Make sure you fill in any place that says `YOUR CODE HERE` or "YOUR ANSWER HERE", as well as your name and collaborators below:

In [None]:
NAME = ""
COLLABORATORS = ""

---

# Predicting the number of your customers

## Introduction

Suppose you have a shop. Every month you count the total number of your customers who bought from your shop. To simplify, we think of people buying one unit from your shop or nothing. 


Your customers are of two types:
* some are "returning" customers (i.e. they also bought last month) and 
* the others are new (did not buy last month)

So we will not worry about customers who, say, bought two months ago but not last month.

In this notebook, we first generate the data ourselves (so that you fully understand the structure of the data) and then we analyze this data.

## Importing libraries

We first import the libraries that we need.

In [None]:
import datetime
import matplotlib.pyplot as plt
import pandas as pd
import numpy as np
%matplotlib inline

## Model

We will generate the data with the following model.

Let $x_t$ denote the logarithm of the number of customers in period $t$. We assume that $x_t$ evolves over time as follows:

$$
x_t = \rho x_{t-1} + u_t
$$

where $u_t$ is normally distributed with mean $\mu_u \geq 0$ and standard deviation $\sigma_u \geq 0$ and $\rho \in [0,1]$. Hence, there is a fraction $\rho$ of previous period customers that return to buy this period and there is an inflow $u_t$ of new customers in period $t$.


-------------

**Exercise**

What is an advantage of defining $x_t$ as the logarithm of the number of customers? [hint: what would you need to "worry" about if $x_t$ denotes the number of customers?]

--------------

YOUR ANSWER HERE

We assume that both $\mu$ and $\rho$ are a function of the price that is charged. If you charge a high price, fewer customers will return and also the inflow of new customers will be lower.

We generate data for 24 months. The code below starts from today and generates dates with a Monthly frequency back into the past years. We define how $\rho$ and $\mu$ depend on the price $p$ that the shop charges in a period.

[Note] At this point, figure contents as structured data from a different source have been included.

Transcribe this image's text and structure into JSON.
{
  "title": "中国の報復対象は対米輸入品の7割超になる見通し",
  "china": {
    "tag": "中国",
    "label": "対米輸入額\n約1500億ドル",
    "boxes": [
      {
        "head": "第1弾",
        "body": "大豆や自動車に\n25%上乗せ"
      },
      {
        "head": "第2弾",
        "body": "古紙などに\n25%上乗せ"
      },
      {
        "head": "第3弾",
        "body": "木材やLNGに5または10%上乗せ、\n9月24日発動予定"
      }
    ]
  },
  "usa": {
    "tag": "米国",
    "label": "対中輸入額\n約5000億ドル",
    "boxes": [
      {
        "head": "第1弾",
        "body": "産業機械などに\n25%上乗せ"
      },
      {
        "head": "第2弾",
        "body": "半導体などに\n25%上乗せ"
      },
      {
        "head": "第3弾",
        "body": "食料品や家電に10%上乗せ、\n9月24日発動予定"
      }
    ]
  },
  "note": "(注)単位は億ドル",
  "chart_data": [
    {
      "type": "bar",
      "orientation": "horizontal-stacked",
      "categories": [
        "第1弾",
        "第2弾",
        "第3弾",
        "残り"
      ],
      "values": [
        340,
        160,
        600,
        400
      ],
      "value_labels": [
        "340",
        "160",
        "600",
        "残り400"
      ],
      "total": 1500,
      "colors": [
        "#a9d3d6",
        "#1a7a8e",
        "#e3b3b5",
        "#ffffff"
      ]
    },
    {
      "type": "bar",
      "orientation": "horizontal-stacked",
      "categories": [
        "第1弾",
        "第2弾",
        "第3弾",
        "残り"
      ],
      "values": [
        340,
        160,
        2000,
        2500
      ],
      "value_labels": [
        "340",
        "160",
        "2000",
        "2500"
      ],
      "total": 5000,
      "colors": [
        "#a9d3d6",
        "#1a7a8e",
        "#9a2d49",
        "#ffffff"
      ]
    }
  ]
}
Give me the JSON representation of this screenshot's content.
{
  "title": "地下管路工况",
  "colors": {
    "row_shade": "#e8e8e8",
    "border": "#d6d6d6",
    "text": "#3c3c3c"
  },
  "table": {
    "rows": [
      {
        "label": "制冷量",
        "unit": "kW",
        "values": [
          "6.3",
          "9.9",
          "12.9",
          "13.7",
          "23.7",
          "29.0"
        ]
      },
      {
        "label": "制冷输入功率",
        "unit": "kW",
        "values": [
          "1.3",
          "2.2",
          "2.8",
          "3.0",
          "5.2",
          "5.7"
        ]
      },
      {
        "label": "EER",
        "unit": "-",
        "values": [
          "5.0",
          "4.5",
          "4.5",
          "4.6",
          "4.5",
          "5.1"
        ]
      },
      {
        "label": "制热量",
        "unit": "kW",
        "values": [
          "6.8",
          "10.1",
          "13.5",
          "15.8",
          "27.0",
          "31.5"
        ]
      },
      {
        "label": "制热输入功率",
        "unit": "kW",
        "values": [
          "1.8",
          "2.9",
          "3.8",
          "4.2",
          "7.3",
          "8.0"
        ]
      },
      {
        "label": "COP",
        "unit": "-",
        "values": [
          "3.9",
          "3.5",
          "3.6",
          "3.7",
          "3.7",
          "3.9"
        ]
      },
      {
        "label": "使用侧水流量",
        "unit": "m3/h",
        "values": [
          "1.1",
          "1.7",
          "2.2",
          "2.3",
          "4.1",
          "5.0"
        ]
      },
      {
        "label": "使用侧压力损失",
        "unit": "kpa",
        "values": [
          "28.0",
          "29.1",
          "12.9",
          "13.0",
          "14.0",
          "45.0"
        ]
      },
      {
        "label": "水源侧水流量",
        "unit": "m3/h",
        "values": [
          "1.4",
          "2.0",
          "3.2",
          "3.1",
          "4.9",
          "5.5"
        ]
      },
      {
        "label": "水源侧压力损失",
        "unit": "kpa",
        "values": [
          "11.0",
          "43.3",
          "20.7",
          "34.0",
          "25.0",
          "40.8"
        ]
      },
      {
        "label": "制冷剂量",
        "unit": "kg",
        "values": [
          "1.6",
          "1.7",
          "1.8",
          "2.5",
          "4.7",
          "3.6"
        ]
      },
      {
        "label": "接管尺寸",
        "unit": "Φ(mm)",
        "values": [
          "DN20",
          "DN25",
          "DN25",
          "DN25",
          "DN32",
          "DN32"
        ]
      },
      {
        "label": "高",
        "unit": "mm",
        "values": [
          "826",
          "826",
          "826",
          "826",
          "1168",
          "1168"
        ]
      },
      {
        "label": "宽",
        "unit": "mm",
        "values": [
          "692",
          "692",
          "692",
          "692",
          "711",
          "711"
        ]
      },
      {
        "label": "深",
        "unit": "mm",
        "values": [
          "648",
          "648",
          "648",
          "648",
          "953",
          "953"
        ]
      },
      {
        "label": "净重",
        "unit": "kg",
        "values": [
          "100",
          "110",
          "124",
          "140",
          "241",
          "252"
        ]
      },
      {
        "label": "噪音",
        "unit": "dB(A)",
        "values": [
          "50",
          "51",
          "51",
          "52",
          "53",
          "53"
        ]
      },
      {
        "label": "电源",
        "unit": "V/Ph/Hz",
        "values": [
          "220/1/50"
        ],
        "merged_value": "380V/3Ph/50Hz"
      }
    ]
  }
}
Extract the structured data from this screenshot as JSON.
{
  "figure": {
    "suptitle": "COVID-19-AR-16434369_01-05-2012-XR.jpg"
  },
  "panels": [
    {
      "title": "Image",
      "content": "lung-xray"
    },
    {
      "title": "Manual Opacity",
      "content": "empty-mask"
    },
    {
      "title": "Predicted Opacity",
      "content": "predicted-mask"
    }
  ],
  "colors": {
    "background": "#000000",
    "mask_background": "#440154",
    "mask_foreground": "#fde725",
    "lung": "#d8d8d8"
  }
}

Finally, we create a pandas dataframe `df_customers` with this data. 

In [None]:
number_of_periods = 24
todays_date = datetime.datetime.now().date()
index = pd.date_range(end = todays_date, periods=number_of_periods, freq='M')
columns = ['log number of customers']

def mu(m,p):
    return m*(1-p)

def rho(r,p):
    return r*(1-p)

sigma = 1.0

p_0 = [0.2]
p_1 = [0.6]
period_0 = 12
period_1 = number_of_periods+1-period_0
vector_p = period_0*p_0 + period_1*p_1

x_0 = 10
x = []
x.append(x_0)
for t in range(1,number_of_periods+1):
    u = np.random.normal(mu(2,vector_p[t]), sigma)
    x.append(rho(0.5,vector_p[t])*x[t-1]+u)
    
df_customers = pd.DataFrame(x[1:], index=index, columns=columns)

---------

**Exercise**

Explain what the code above does:

* what is `vector_p` and how is it generated?
* what is the type of `x`? How is this vector generated?
* show what the first couple of rows of the `df_customers` look like.

YOUR ANSWER HERE

In [None]:
# YOUR CODE HERE
raise NotImplementedError()

-----------

**Exercise**

Calculate the number of customers in each of the periods. [hint: you may want to check numpy's `exp` function]

-----------

In [None]:
# YOUR CODE HERE
raise NotImplementedError()

-----------

**Exercise**

Calculate the average number of customers over the period of 24 months. [hint: check the datacamp course on pandas or google "python pandas average" to see how to calculate an average in a dataframe]

-----------

In [None]:
# YOUR CODE HERE
raise NotImplementedError()

On the basis of the mean, you might conclude that you should expect around 30 customers on average (this can be different in your notebook as we are using random numbers here).

-----------

**Exercise**

To get an idea on whether this is realistic, also calculate the median number of customers. What do you learn from this?

--------------

In [None]:
# YOUR CODE HERE
raise NotImplementedError()

YOUR ANSWER HERE

To get some idea on how the number of customers varies over time, we will plot the number of customers together with two moving averages: one moving average over 3 months, the other over 6 months.

In [None]:
df_customers['MA_3'] = df_customers['number_of_customers'].rolling(window=3).mean()
df_customers['MA_6'] = df_customers['number_of_customers'].rolling(window=6).mean()

------------

**Exercise**

Plot the number of customers and the moving averages defined above.

-------------

In [None]:
# YOUR CODE HERE
raise NotImplementedError()

Consider the first couple of rows of the dataframe `df_customers`.

----------

**Exercise**

Why does "NaN" mean and why do they appear? Hint: use google if you do not know what "NaN" stands for.

-----------

In [None]:
# YOUR CODE HERE
raise NotImplementedError()

YOUR ANSWER HERE

--------------

**Exercise**

Add a column to `df_customers` with the price per period.

------------

In [None]:
# YOUR CODE HERE
raise NotImplementedError()

Assume that your costs per sale equal 0.1.

-----------

**Exercise**

Add a column `profits` to the dataframe.

-----------


In [None]:
# YOUR CODE HERE
raise NotImplementedError()

------------

**Exercise**

Plot the number of customers against profit. Explain the shape of curve that you see.

------------

In [None]:
# YOUR CODE HERE
raise NotImplementedError()

YOUR ANSWER HERE